Valor Econômico
Em 2023 o investimento de capital de risco na UE foi apenas um quinto do que nos EUA e isso não se deve à falta de poupança na UE, mas ao fracasso em criar o ecossistema de tecnologia necessário
“A principal razão para que a produtividade
da União Europeia tenha divergido da dos Estados Unidos em meados dos anos 1990
foi o fracasso da Europa em capitalizar a primeira revolução digital, liderada
pela internet - tanto em termos de dar origem a novas empresas de tecnologia
como de difundir a tecnologia digital na economia.

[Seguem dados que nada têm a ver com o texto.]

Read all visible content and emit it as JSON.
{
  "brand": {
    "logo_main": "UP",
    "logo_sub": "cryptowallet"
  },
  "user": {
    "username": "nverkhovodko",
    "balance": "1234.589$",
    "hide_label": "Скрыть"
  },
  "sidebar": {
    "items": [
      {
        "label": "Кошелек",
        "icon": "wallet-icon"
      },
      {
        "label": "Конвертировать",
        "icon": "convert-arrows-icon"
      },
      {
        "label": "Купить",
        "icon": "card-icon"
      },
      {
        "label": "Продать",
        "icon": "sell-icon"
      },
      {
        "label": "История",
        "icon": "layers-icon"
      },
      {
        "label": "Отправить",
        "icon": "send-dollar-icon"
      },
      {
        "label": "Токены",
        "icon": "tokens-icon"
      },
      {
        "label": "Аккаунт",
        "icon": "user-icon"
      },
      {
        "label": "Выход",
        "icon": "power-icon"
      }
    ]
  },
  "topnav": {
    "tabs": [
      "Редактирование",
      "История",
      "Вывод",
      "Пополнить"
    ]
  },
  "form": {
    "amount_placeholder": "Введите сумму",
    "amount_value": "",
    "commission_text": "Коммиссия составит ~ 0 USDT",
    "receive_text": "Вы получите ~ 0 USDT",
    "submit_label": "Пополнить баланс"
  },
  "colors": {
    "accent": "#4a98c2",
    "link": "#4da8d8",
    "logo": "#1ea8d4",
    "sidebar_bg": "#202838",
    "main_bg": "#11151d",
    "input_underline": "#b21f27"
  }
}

Na verdade, se excluirmos o
setor de tecnologia, de forma geral o crescimento da produtividade da UE nos
últimos 20 anos estaria no mesmo nível do dos EUA”. Este trecho do relatório de
Mario Draghi sobre a competitividade europeia aponta para um componente central
da agenda para o futuro da UE.
Por mais vital que seja, esse é apenas um dos desafios econômicos estratégicos que a UE enfrenta. Entre os demais estão a vulnerabilidade energética, a transição verde e o crescimento do protecionismo. Draghi oferece tanto um marco conceitual como sugestões sobre como responder a eles. O que incluirá políticas comerciais e industriais mais intervencionistas. O desafio é fazer que essas políticas sejam direcionadas e razoáveis.
Nos setores da área de defesa, por exemplo, o
argumento em favor de tomar o exemplo da Airbus como base parece forte.

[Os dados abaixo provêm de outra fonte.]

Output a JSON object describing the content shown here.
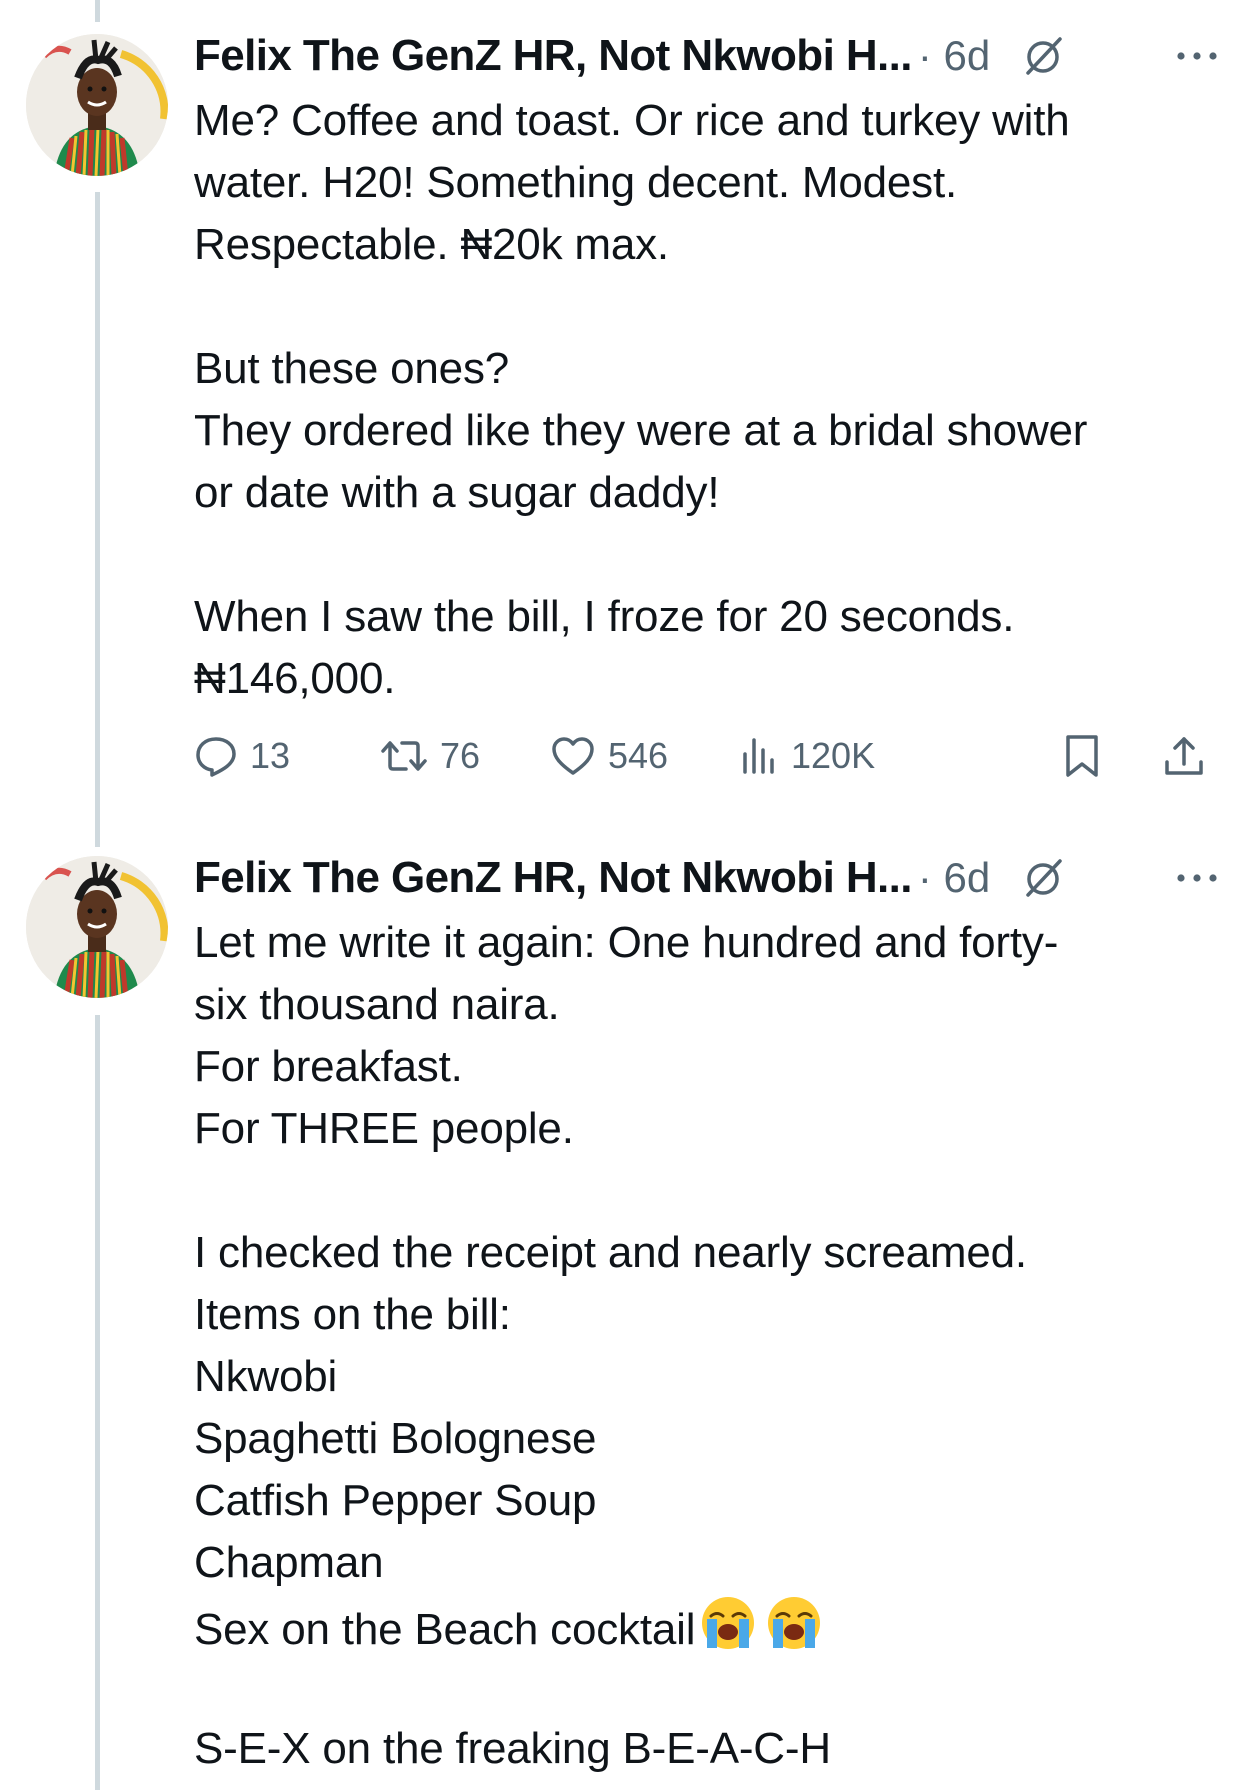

Comparado com o dos EUA, o setor de defesa europeu é fragmentado demais. Fusões
transnacionais parecem ser algo essencial.
Por vários motivos, os governos têm se
recusado a permitir a tão necessária integração transnacional. Em grande
medida, isso é um reflexo de políticas nacionalistas e de grupos com interesses
específicos. Como resultado, as barreiras regulatórias persistem
Problemas não muito diferentes existem nas
áreas de bancos, mercados de capital e fornecimento de energia. Por vários
motivos, os governos têm se recusado a permitir a tão necessária integração
transnacional. Em grande medida, isso é um reflexo de políticas nacionalistas e
de grupos com interesses específicos. Como resultado, as barreiras regulatórias
persistem. Felizmente, a história da UE mostra que tais obstáculos podem ser
superados com vontade política. Mas será que isso vai acontecer algum dia?

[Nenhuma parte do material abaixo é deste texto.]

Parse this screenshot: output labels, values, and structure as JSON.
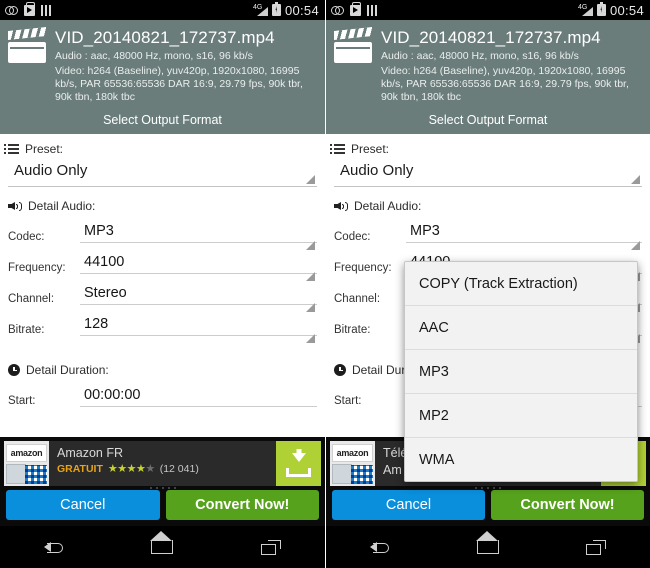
{
  "status_bar": {
    "time": "00:54",
    "network_label": "4G",
    "icons": [
      "voicemail-icon",
      "app-install-icon",
      "bars-icon",
      "signal-icon",
      "battery-icon"
    ]
  },
  "file_header": {
    "icon": "clapperboard-icon",
    "title": "VID_20140821_172737.mp4",
    "audio_line": "Audio : aac, 48000 Hz, mono, s16, 96 kb/s",
    "video_line": "Video: h264 (Baseline), yuv420p, 1920x1080, 16995 kb/s, PAR 65536:65536 DAR 16:9, 29.79 fps, 90k tbr, 90k tbn, 180k tbc",
    "select_output_format": "Select Output Format",
    "bg_color": "#6a7d7b"
  },
  "preset": {
    "icon": "list-icon",
    "label": "Preset:",
    "value": "Audio Only"
  },
  "detail_audio": {
    "icon": "speaker-icon",
    "label": "Detail Audio:",
    "fields": [
      {
        "label": "Codec:",
        "value": "MP3"
      },
      {
        "label": "Frequency:",
        "value": "44100"
      },
      {
        "label": "Channel:",
        "value": "Stereo"
      },
      {
        "label": "Bitrate:",
        "value": "128"
      }
    ]
  },
  "detail_duration": {
    "icon": "clock-icon",
    "label": "Detail Duration:",
    "start_label": "Start:",
    "start_value": "00:00:00"
  },
  "ad_left": {
    "icon_text": "amazon",
    "title": "Amazon FR",
    "free_label": "GRATUIT",
    "stars_filled": "★★★★",
    "stars_empty": "★",
    "rating_count": "(12 041)",
    "cta_icon": "download-icon",
    "cta_color": "#b0d136"
  },
  "ad_right": {
    "icon_text": "amazon",
    "title": "Télé",
    "free_label": "Am",
    "stars_filled": "",
    "stars_empty": "",
    "rating_count": "",
    "cta_icon": "download-icon",
    "cta_color": "#b0d136"
  },
  "actions": {
    "cancel_label": "Cancel",
    "cancel_color": "#0a8fdc",
    "convert_label": "Convert Now!",
    "convert_color": "#56a21c"
  },
  "nav_bar": {
    "back": "back-icon",
    "home": "home-icon",
    "recents": "recents-icon"
  },
  "codec_dropdown": {
    "visible_on": "right-panel",
    "options": [
      "COPY (Track Extraction)",
      "AAC",
      "MP3",
      "MP2",
      "WMA"
    ]
  }
}
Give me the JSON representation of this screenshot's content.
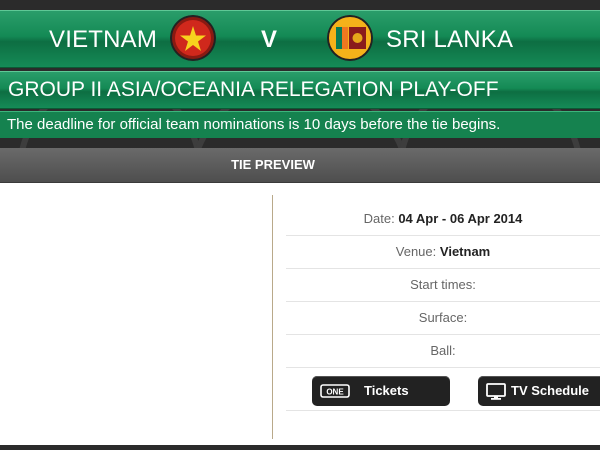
{
  "match": {
    "home_team": "VIETNAM",
    "versus": "V",
    "away_team": "SRI LANKA",
    "home_flag_icon": "vietnam-flag-icon",
    "away_flag_icon": "sri-lanka-flag-icon"
  },
  "group_title": "GROUP II ASIA/OCEANIA RELEGATION PLAY-OFF",
  "notice": "The deadline for official team nominations is 10 days before the tie begins.",
  "preview": {
    "title": "TIE PREVIEW",
    "date_label": "Date:",
    "date_value": "04 Apr - 06 Apr 2014",
    "venue_label": "Venue:",
    "venue_value": "Vietnam",
    "start_times_label": "Start times:",
    "surface_label": "Surface:",
    "ball_label": "Ball:"
  },
  "buttons": {
    "tickets_label": "Tickets",
    "tickets_icon": "ticket-icon",
    "tickets_icon_text": "ONE",
    "tv_label": "TV Schedule",
    "tv_icon": "tv-icon"
  },
  "colors": {
    "green_bar": "#148a55",
    "dark_bg": "#2b2b2b",
    "header_gray": "#5c5c5c",
    "button_bg": "#222222"
  }
}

A transição para a “tecnologia limpa” nos
setores automobilístico e de energia é um desafio mais complexo. Como observa o
relatório de Draghi: “Por conta do ritmo rápido de inovação, dos baixos custos
de manufatura e de subsídios estatais quatro vezes maiores do que em outras
grandes economias, [a China] hoje domina as exportações mundiais de tecnologias
limpas”.
Isso cria oportunidades para a adoção
acelerada de novas tecnologias, mas também causa transtornos para setores
importantes da UE e a possibilidade de que eles sejam excluídos de partes das
cadeias de fornecimento, como as de baterias, porque não têm acesso a
matérias-primas essenciais. No geral, a intervenção é inevitável. A lei
comercial também permite isso. Já intervir de maneira efetiva é outra questão.
Mas, se for feita com cuidado, deve ser possível.
A revolução digital é outra questão ainda.
Seria ridículo imaginar que investir em “campeãs da UE” que seriam versões de
Google, Microsoft, Apple ou Nvidia funcionaria. Medidas comerciais padrão
tampouco ajudariam: como seria possível dificultar as pesquisas no Google sem
introduzir restrições ao estilo chinês? Também não parece plausível que não
haja recursos disponíveis para oportunidades atraentes na área de tecnologia,
ainda que uma reforma dos mercados de capitais deva ajudar a desenvolver um
setor de capital de risco maior na UE. Mas o fato de que em 2023 o investimento
de capital de risco na UE foi apenas um quinto do que nos EUA não se deve à
falta de poupança na UE. Ela se deve ao fracasso em criar o ecossistema de
tecnologia necessário.
Então, por que isso acontece? Não é que a UE
careça de pessoas. Comentaristas bem informados argumentam que isso se deve em
grande parte ao excesso de regulamentação. Dois tipos de regulamentação são
cruciais: a regulamentação específica do setor de tecnologia e a regulamentação
geral da economia, em especial do mercado de trabalho, que afeta de maneira
mais concreta os novos empreendimentos, que são imprevisíveis. Se você não pode
demitir, você não vai contratar e, portanto, se mudará para outro lugar.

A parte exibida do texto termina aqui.